Marcy has two recurring dreams. One about a talking baby and one about a little girl playing the piano in a room where
Marcy and a man wrestle on a bed. There’s a dog in this dream as well, a poodle biting its leash. The man says, “Ah, come on, it’s like balling in front of the dog.” In the dream Marcy understands what the man means by “balling.”

Her dreams wake her up. If she doesn’t fall right back to sleep she’s apt to start fretting over all the pages in her school textbooks the teacher hasn’t even got to yet. She’ll touch the dolls that are aligned like bridesmaids on each side of her. Lightly, so as not to wake them, she’ll feel their brittle dresses and the rigid brush of their eyelashes. Eventually she’ll climb out of bed and go to her desk and pore over her exercise books in the bar of streetlight where her curtains don’t meet. It’s not out of the question that she’ll sit there for hours, erasing and rewriting entire pages.

She has straight, coarse hair the colour of cardboard. She worries that it is actually fur, as she has seen hair so coarse and that colour only on dogs. She is prone to styes that puff and redden her eyelids and that (as she will eventually discover) give the new neighbours across the street the impression that she lives in a violent household. She is ruining her eyes, and like her father will wear glasses. Not for another four and a half years, though. In the meantime she prays for twenty-twenty vision, human hair and the death of the tub of lard. She prays on her knees in her closet where she believes that sparks of static electricity indicate the presence of Jesus.

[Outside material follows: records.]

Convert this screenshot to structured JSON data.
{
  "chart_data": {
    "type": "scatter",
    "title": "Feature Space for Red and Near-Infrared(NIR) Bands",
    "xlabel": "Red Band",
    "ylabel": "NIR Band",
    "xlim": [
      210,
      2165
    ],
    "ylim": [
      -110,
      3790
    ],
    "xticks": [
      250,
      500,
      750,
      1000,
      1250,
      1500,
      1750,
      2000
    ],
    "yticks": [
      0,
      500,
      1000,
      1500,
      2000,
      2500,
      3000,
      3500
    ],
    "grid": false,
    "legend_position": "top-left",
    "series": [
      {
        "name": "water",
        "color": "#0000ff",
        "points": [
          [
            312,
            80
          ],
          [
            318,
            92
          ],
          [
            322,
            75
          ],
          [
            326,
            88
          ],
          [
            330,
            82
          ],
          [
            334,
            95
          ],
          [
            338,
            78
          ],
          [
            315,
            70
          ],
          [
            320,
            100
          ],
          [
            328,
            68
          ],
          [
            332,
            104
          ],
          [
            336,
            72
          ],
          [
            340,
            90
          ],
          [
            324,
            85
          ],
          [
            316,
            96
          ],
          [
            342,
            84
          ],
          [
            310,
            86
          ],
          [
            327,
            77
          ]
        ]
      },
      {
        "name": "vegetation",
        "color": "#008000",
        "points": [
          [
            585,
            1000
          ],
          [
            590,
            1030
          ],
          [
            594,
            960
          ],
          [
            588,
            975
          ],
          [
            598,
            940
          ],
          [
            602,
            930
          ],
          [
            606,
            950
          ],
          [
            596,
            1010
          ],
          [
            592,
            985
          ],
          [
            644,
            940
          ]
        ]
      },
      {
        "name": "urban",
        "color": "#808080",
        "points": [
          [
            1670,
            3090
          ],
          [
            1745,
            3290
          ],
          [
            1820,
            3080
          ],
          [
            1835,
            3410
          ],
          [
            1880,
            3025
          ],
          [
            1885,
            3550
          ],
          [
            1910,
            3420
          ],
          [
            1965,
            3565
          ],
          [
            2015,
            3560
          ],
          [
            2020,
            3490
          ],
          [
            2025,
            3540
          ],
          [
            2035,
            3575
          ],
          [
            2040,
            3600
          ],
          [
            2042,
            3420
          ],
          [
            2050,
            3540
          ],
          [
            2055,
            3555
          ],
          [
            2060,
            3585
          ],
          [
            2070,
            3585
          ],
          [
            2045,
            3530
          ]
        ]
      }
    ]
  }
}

Jesus is present during her babysitter’s bubble baths as well, the sound of static electricity and the bubbles bursting being identical. Being the sound of Jesus. Worshipfully, Marcy washes her babysitter’s back, which because it is covered in moles is a starry sky. The soap circles Marcy makes are clouds. Sometimes, to scare herself, she prints
AL WAS HERE
in the soap, believing that this means
BEWARE
. The babysitter moans with pleasure. Jeanie is her name, Jeanie with the cornflake-coloured hair. When she is lying on the floor in front of the TV
Marcy straddles her back and brushes her hair. To Marcy, Jeanie’s dandruff is confetti.

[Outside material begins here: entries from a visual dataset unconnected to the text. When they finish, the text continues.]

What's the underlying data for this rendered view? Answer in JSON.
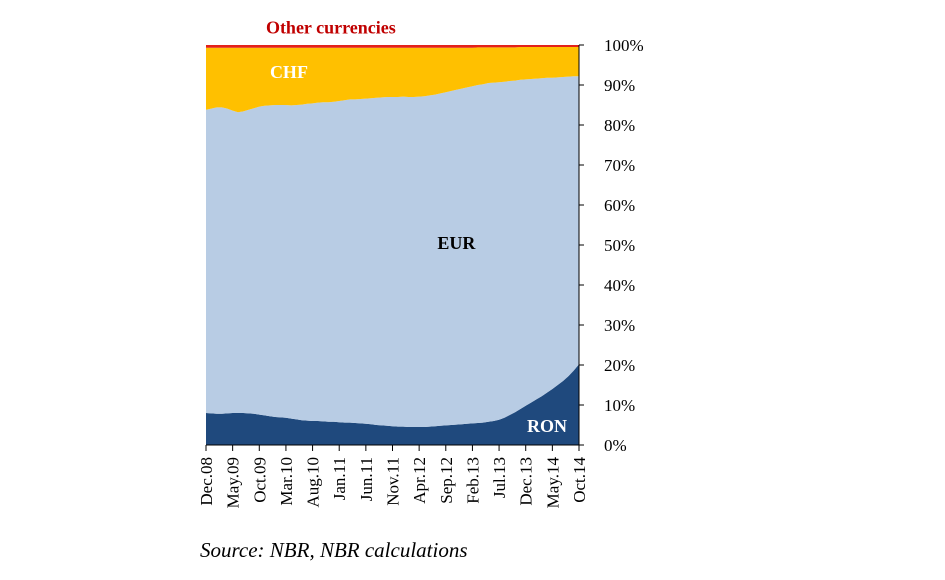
{
  "chart_data": {
    "type": "area",
    "stacked": true,
    "percent": true,
    "x": [
      "Dec.08",
      "Jan.09",
      "Feb.09",
      "Mar.09",
      "Apr.09",
      "May.09",
      "Jun.09",
      "Jul.09",
      "Aug.09",
      "Sep.09",
      "Oct.09",
      "Nov.09",
      "Dec.09",
      "Jan.10",
      "Feb.10",
      "Mar.10",
      "Apr.10",
      "May.10",
      "Jun.10",
      "Jul.10",
      "Aug.10",
      "Sep.10",
      "Oct.10",
      "Nov.10",
      "Dec.10",
      "Jan.11",
      "Feb.11",
      "Mar.11",
      "Apr.11",
      "May.11",
      "Jun.11",
      "Jul.11",
      "Aug.11",
      "Sep.11",
      "Oct.11",
      "Nov.11",
      "Dec.11",
      "Jan.12",
      "Feb.12",
      "Mar.12",
      "Apr.12",
      "May.12",
      "Jun.12",
      "Jul.12",
      "Aug.12",
      "Sep.12",
      "Oct.12",
      "Nov.12",
      "Dec.12",
      "Jan.13",
      "Feb.13",
      "Mar.13",
      "Apr.13",
      "May.13",
      "Jun.13",
      "Jul.13",
      "Aug.13",
      "Sep.13",
      "Oct.13",
      "Nov.13",
      "Dec.13",
      "Jan.14",
      "Feb.14",
      "Mar.14",
      "Apr.14",
      "May.14",
      "Jun.14",
      "Jul.14",
      "Aug.14",
      "Sep.14",
      "Oct.14"
    ],
    "x_tick_labels": [
      "Dec.08",
      "May.09",
      "Oct.09",
      "Mar.10",
      "Aug.10",
      "Jan.11",
      "Jun.11",
      "Nov.11",
      "Apr.12",
      "Sep.12",
      "Feb.13",
      "Jul.13",
      "Dec.13",
      "May.14",
      "Oct.14"
    ],
    "series": [
      {
        "name": "RON",
        "color": "#1f497d",
        "values": [
          8.0,
          7.9,
          7.8,
          7.8,
          7.9,
          8.0,
          8.0,
          8.0,
          7.9,
          7.8,
          7.6,
          7.4,
          7.2,
          7.0,
          6.9,
          6.8,
          6.6,
          6.4,
          6.2,
          6.1,
          6.0,
          6.0,
          5.9,
          5.8,
          5.8,
          5.7,
          5.6,
          5.6,
          5.5,
          5.4,
          5.3,
          5.2,
          5.0,
          4.9,
          4.8,
          4.7,
          4.6,
          4.6,
          4.5,
          4.5,
          4.5,
          4.5,
          4.6,
          4.7,
          4.8,
          4.9,
          5.0,
          5.1,
          5.2,
          5.3,
          5.4,
          5.5,
          5.6,
          5.8,
          6.0,
          6.3,
          6.8,
          7.5,
          8.2,
          9.0,
          9.8,
          10.6,
          11.4,
          12.2,
          13.1,
          14.0,
          15.0,
          16.0,
          17.2,
          18.6,
          20.2
        ]
      },
      {
        "name": "EUR",
        "color": "#b8cce4",
        "values": [
          75.8,
          76.2,
          76.6,
          76.6,
          76.2,
          75.6,
          75.2,
          75.4,
          75.9,
          76.4,
          77.0,
          77.4,
          77.7,
          78.0,
          78.1,
          78.2,
          78.3,
          78.6,
          78.9,
          79.2,
          79.4,
          79.6,
          79.8,
          79.9,
          80.0,
          80.3,
          80.6,
          80.8,
          80.9,
          81.1,
          81.3,
          81.5,
          81.8,
          82.0,
          82.2,
          82.3,
          82.4,
          82.5,
          82.5,
          82.5,
          82.6,
          82.7,
          82.8,
          82.9,
          83.1,
          83.3,
          83.5,
          83.7,
          83.9,
          84.1,
          84.3,
          84.5,
          84.6,
          84.7,
          84.6,
          84.4,
          84.0,
          83.5,
          82.9,
          82.3,
          81.6,
          80.9,
          80.2,
          79.5,
          78.7,
          77.8,
          76.9,
          76.0,
          74.9,
          73.6,
          72.0
        ]
      },
      {
        "name": "CHF",
        "color": "#ffc000",
        "values": [
          15.5,
          15.2,
          14.9,
          14.9,
          15.2,
          15.7,
          16.1,
          15.9,
          15.5,
          15.1,
          14.7,
          14.5,
          14.4,
          14.3,
          14.3,
          14.3,
          14.4,
          14.3,
          14.2,
          14.0,
          13.9,
          13.7,
          13.6,
          13.6,
          13.5,
          13.3,
          13.1,
          12.9,
          12.9,
          12.8,
          12.7,
          12.6,
          12.5,
          12.4,
          12.3,
          12.3,
          12.3,
          12.2,
          12.3,
          12.3,
          12.2,
          12.1,
          11.9,
          11.7,
          11.4,
          11.1,
          10.8,
          10.5,
          10.2,
          9.9,
          9.6,
          9.4,
          9.2,
          8.9,
          8.8,
          8.7,
          8.6,
          8.4,
          8.3,
          8.2,
          8.1,
          8.0,
          7.9,
          7.8,
          7.7,
          7.7,
          7.6,
          7.5,
          7.4,
          7.3,
          7.3
        ]
      },
      {
        "name": "Other currencies",
        "color": "#e32119",
        "values": [
          0.7,
          0.7,
          0.7,
          0.7,
          0.7,
          0.7,
          0.7,
          0.7,
          0.7,
          0.7,
          0.7,
          0.7,
          0.7,
          0.7,
          0.7,
          0.7,
          0.7,
          0.7,
          0.7,
          0.7,
          0.7,
          0.7,
          0.7,
          0.7,
          0.7,
          0.7,
          0.7,
          0.7,
          0.7,
          0.7,
          0.7,
          0.7,
          0.7,
          0.7,
          0.7,
          0.7,
          0.7,
          0.7,
          0.7,
          0.7,
          0.7,
          0.7,
          0.7,
          0.7,
          0.7,
          0.7,
          0.7,
          0.7,
          0.7,
          0.7,
          0.7,
          0.6,
          0.6,
          0.6,
          0.6,
          0.6,
          0.6,
          0.6,
          0.6,
          0.5,
          0.5,
          0.5,
          0.5,
          0.5,
          0.5,
          0.5,
          0.5,
          0.5,
          0.5,
          0.5,
          0.5
        ]
      }
    ],
    "ylim": [
      0,
      100
    ],
    "y_tick_labels": [
      "0%",
      "10%",
      "20%",
      "30%",
      "40%",
      "50%",
      "60%",
      "70%",
      "80%",
      "90%",
      "100%"
    ],
    "y_axis_side": "right",
    "grid": false,
    "legend": "none",
    "series_labels": [
      {
        "text": "Other currencies",
        "color": "#c00000"
      },
      {
        "text": "CHF",
        "color": "#ffffff"
      },
      {
        "text": "EUR",
        "color": "#000000"
      },
      {
        "text": "RON",
        "color": "#ffffff"
      }
    ]
  },
  "source_note": "Source: NBR, NBR calculations"
}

Jeanie has told Marcy that the scar under her eye is from when her mother hit her with the buckle end of a belt. Jeanie cries not because of her mother but because her boyfriend dumped her for a tub of lard who shaves her arms. Marcy strokes Jeanie’s slender, unshaved arm and dips her finger into Jell-0 powder for Jeanie to lick off. She feeds her Cheez Whiz on Windmill cookies. “There you go,” she says soothingly, coaxing a cookie into Jeanie’s mouth. “Is that good? Mmm, good.”

Before Jeanie was her babysitter Marcy heard that you could give her a jar of worms and she’d eat them by the handful. Did Jeanie really? “That’s classified information,” is all that Marcy can get out of her. Jeanie admits to having been a worm
picker,
however. Picking and selling worms to fishermen for a quarter a can. She has a secret method. First you mix three tablespoons of Keen’s hot mustard in a glass of water. You fill a second glass with plain water. Then you crawl around your lawn knocking the tops off of the tiny clumps of earth that are actually worm mounds. When you have uncovered twenty or so holes you pour a bit of the mustard mixture down each one.

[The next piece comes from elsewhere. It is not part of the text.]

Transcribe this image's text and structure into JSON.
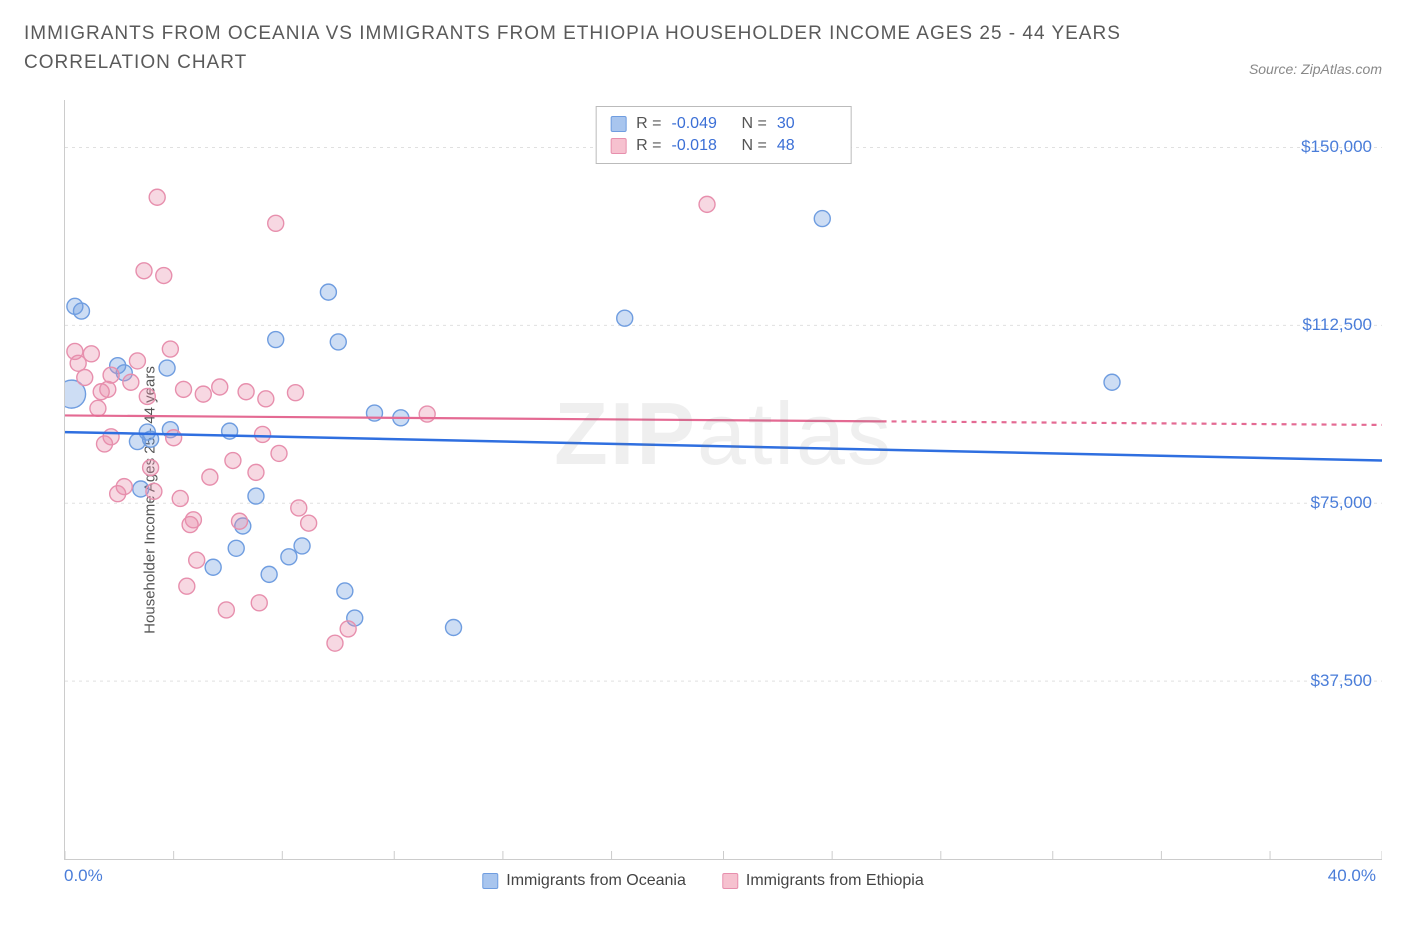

“Now wait,” Jeanie tells Marcy the day she demonstrates the method. “And don’t move, they feel our vibrations.”

Marcy hugs her knees. Maybe her Thursday underpants are showing. She has “Day of the Week” underwear—Monday, Tuesday, Wednesday and so on stitched across the back of seven pairs. To wear a pair that didn’t match the day would be unthinkable to her, crazy, like eating breakfast in the middle of the night. She hugs her knees to keep perfectly still. She is prepared to stay like that for a long time but within seconds worms start shooting up all around her. It’s a fountain of worms. Long, plump, segmented, writhing and crawling up out of the grass. Marcy jumps to her feet.

“Big fat juicy ones, long slim slimy ones,” Jeanie sings, plucking up the worms and dropping them into the glass of plain water.